Here we will benchmark `InterLap`

**TLDR** `InterLap` is:

- 40 times faster than naive method with no memory overhead
- 20 times slower than the bx-python interval tree written in cython


Create 50K random intervals of random lengths between 2KB and 20KB across
100MB of chromosome:

.. ipython::

    In [1]: import random, sys

    In [1]: from interlap import InterLap

    In [2]: random.seed(42)

    In [3]: sites = random.sample(range(22, 100000000, 12), 50000)

    In [4]: sites = [(s, s + random.randint(2000, 20000)) for s in sites]

    In [4]: %timeit InterLap(sites)

    In [4]: inter = InterLap(sites)

    In [5]: len(inter)

Now we have the searchable object `inter` with 50K intervals. Since `InterLap` is 
a sorted list, time to create is simply time to create a sorted list.

We can time to see how fast we can test every site in the tree

.. ipython::

    In [6]: %timeit assert all(r in inter for r in sites)

And make sure we dont see intervals at positions < 0:

.. ipython::

    In [7]: %timeit assert not any((-r[0], -r[1]) in inter for r in sites)

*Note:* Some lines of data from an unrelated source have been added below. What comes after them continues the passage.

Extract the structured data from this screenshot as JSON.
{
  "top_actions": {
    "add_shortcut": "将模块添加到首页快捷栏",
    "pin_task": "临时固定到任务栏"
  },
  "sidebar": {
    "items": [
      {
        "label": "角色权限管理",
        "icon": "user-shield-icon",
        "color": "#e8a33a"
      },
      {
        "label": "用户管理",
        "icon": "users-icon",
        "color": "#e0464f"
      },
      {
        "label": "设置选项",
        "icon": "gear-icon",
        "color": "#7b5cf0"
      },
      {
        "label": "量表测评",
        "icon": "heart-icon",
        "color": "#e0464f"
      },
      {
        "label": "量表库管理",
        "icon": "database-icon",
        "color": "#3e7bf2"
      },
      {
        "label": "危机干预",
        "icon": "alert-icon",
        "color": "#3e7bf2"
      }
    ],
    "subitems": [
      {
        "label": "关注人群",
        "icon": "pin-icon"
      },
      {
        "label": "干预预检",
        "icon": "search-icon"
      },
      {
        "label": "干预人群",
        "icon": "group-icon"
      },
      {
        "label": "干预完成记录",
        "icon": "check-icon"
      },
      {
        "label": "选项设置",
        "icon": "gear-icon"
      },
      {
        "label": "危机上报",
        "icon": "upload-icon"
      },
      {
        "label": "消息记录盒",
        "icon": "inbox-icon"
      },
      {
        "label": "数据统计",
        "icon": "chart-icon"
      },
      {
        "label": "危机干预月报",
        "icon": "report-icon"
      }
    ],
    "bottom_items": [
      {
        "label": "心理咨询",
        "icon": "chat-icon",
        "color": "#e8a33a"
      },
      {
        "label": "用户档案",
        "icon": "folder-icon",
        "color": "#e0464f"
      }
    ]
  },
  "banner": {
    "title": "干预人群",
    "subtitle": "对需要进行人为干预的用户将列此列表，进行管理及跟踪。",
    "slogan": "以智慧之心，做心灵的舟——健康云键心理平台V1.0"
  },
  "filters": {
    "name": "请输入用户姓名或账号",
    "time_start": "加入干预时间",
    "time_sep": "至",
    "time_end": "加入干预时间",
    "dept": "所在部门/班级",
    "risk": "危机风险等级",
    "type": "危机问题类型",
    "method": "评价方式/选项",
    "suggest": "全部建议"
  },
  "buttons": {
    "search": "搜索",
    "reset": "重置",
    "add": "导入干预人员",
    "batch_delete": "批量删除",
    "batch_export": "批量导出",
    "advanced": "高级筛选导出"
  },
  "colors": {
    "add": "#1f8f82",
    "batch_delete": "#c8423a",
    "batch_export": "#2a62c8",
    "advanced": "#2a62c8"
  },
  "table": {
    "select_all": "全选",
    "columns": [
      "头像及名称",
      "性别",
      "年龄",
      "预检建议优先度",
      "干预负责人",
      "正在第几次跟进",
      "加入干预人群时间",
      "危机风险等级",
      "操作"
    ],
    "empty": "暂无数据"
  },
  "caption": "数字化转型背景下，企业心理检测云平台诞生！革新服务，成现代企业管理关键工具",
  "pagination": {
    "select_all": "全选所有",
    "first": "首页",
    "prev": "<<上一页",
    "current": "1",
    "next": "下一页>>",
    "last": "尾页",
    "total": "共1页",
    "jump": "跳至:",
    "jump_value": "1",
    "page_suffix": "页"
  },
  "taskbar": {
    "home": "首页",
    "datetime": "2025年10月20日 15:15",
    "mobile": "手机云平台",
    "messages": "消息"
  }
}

Now do 100K (10K * 10) queries.

.. ipython::

    In [8]: def times(inter, test_intervals, n_times):
       ...:     for i in xrange(n_times):
       ...:         a = sum(t in inter for t in test_intervals)
       ...:
    

    In [9]: test_sites = random.sample(range(21, 100000000, 12), 10000)

    In [10]: test_sites = [(t, t + random.randint(2000, 200000)) for t in test_sites]

    In [11]: %timeit times(inter, test_sites, 10)

Compared to Naive Method
------------------------

We can compare to the naive method (only 1 iteration since it will be slow):

.. ipython::

   In [1]: def naivetimes(query_intervals, test_intervals):
      ...:     for t in test_intervals:
      ...:         isin = any(q[1] > t[0] and q[0] < t[1] for q in query_intervals)
      ...:
   
   In [2]: %timeit naivetimes(sites, test_sites)

So `InterLap` is over 40 times (remember we did only 1 rep here instead of 10)
as fast as the naive method with *no memory overhead*.

Compared to bx-python interval-tree
-----------------------------------

We can compare this to bx-python which uses a tree structure written in cython.

.. ipython::

    In [1]: from bx.intervals import IntervalTree

    In [2]: %timeit IntervalTree(sites)

    In [3]: tree = IntervalTree(sites)

    In [4]: def bxtimes(tree, test_intervals, n_times):
       ...:     for i in xrange(n_times):
       ...:         a = sum(len(tree.find(ts[0], ts[1])) > 0 for ts in test_intervals)
       ...:

    In [5]: %timeit bxtimes(tree, test_sites, 10)

As expected, bx-python is much faster, but `InterLap` does perform quite well
at ~50K queries per second.


`InterLap` will come within 2X of bx-python if most of the query intervals are
found in the database.